Elizabeth Sornam Cornelius Appasamy (1878–1963), known professionally as Mrs. Paul Appasamy or E. S. Appasamy, was an Indian social worker and educator, working in Madras with the YWCA, and as national secretary of the National Missionary Society in India in the 1920s. She founded the Vidyodaya School for girls in 1924.

== Early life ==
Elizabeth Sornam (or Swarnam) Cornelius was born in 1878, one of the ten children of Solomon Duraisamy Cornelius and Esther Rajanayagam. Her parents were Christians; her father was employed in the Public Works Department. She attended Epiphany High School in Poona, and was the fifth woman to enroll at Presidency College of Madras, and earned a bachelor's degree there.

== Career ==
Appasamy was the All-India Woman's Secretary for the National Missionary Society, and vice-president of the Madras YWCA. Her colleagues in Madras included politician Mona Hensman and physician Muthulakshmi Reddy. She traveled all over India in her work, speaking, organizing, and raising funds. She traveled to the United States and Great Britain in 1914 with her brother J.J. Cornelius, giving lectures. She founded the Vidyodaya School at Pallavaram, a Christian boarding school for girls, in 1924. Her daughter Vimala was one of the school's first students.

In 1924 she represented India at the world committee meeting of the YWCA, in Washington, D.C. In 1926, she visited Singapore, to speak on "Ideals of Women's Education." In 1928 she wrote a biography of Pandita Ramabai, and traveled in the United States as she attended an international meeting in Detroit, Michigan.
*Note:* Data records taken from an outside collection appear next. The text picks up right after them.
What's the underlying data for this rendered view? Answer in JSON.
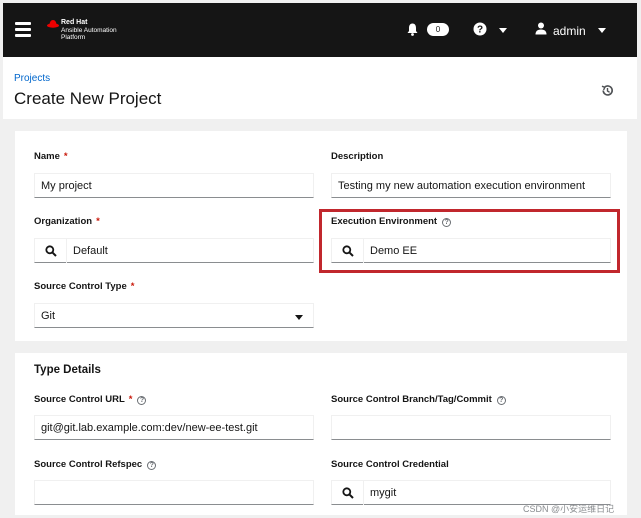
{
  "nav": {
    "logo_brand": "Red Hat",
    "logo_line1": "Ansible Automation",
    "logo_line2": "Platform",
    "notification_count": "0",
    "username": "admin"
  },
  "header": {
    "breadcrumb": "Projects",
    "title": "Create New Project"
  },
  "form": {
    "name": {
      "label": "Name",
      "required": "*",
      "value": "My project"
    },
    "description": {
      "label": "Description",
      "value": "Testing my new automation execution environment"
    },
    "organization": {
      "label": "Organization",
      "required": "*",
      "value": "Default"
    },
    "execution_environment": {
      "label": "Execution Environment",
      "value": "Demo EE"
    },
    "source_control_type": {
      "label": "Source Control Type",
      "required": "*",
      "value": "Git"
    }
  },
  "type_details": {
    "title": "Type Details",
    "scm_url": {
      "label": "Source Control URL",
      "required": "*",
      "value": "git@git.lab.example.com:dev/new-ee-test.git"
    },
    "scm_branch": {
      "label": "Source Control Branch/Tag/Commit",
      "value": ""
    },
    "scm_refspec": {
      "label": "Source Control Refspec",
      "value": ""
    },
    "scm_credential": {
      "label": "Source Control Credential",
      "value": "mygit"
    }
  },
  "watermark": "CSDN @小安运维日记",
  "colors": {
    "accent": "#06c",
    "required": "#c9190b",
    "highlight": "#c1272d",
    "nav_bg": "#151515"
  }
}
== Personal life and family ==
Swarnam Cornelius married lawyer and judge Paul Appasamy. They had four children: Mary Vimala, John Bhasker, Esther Jaya, and Shanth Paul. Swarnam Appasamy died in her eighties in 1963, in Nangamangalam.

Economist J. C. Kumarappa was her younger brother. Bishop A. J. Appasamy, a prominent Indian Christian theologian, was her brother-in-law. Several of her children became educators. Her daughter Vimala Appasamy graduated from Mount Holyoke College, was headmistress of the Vidyodaya School from 1936 to 1965, and wrote a songbook for the school. Daughter Jaya Appasamy became an artist, writer, college professor, and Fulbright Scholar. Son S. Paul Appasamy was an educator and representative of the YMCA of India and Ceylon in the 1960s.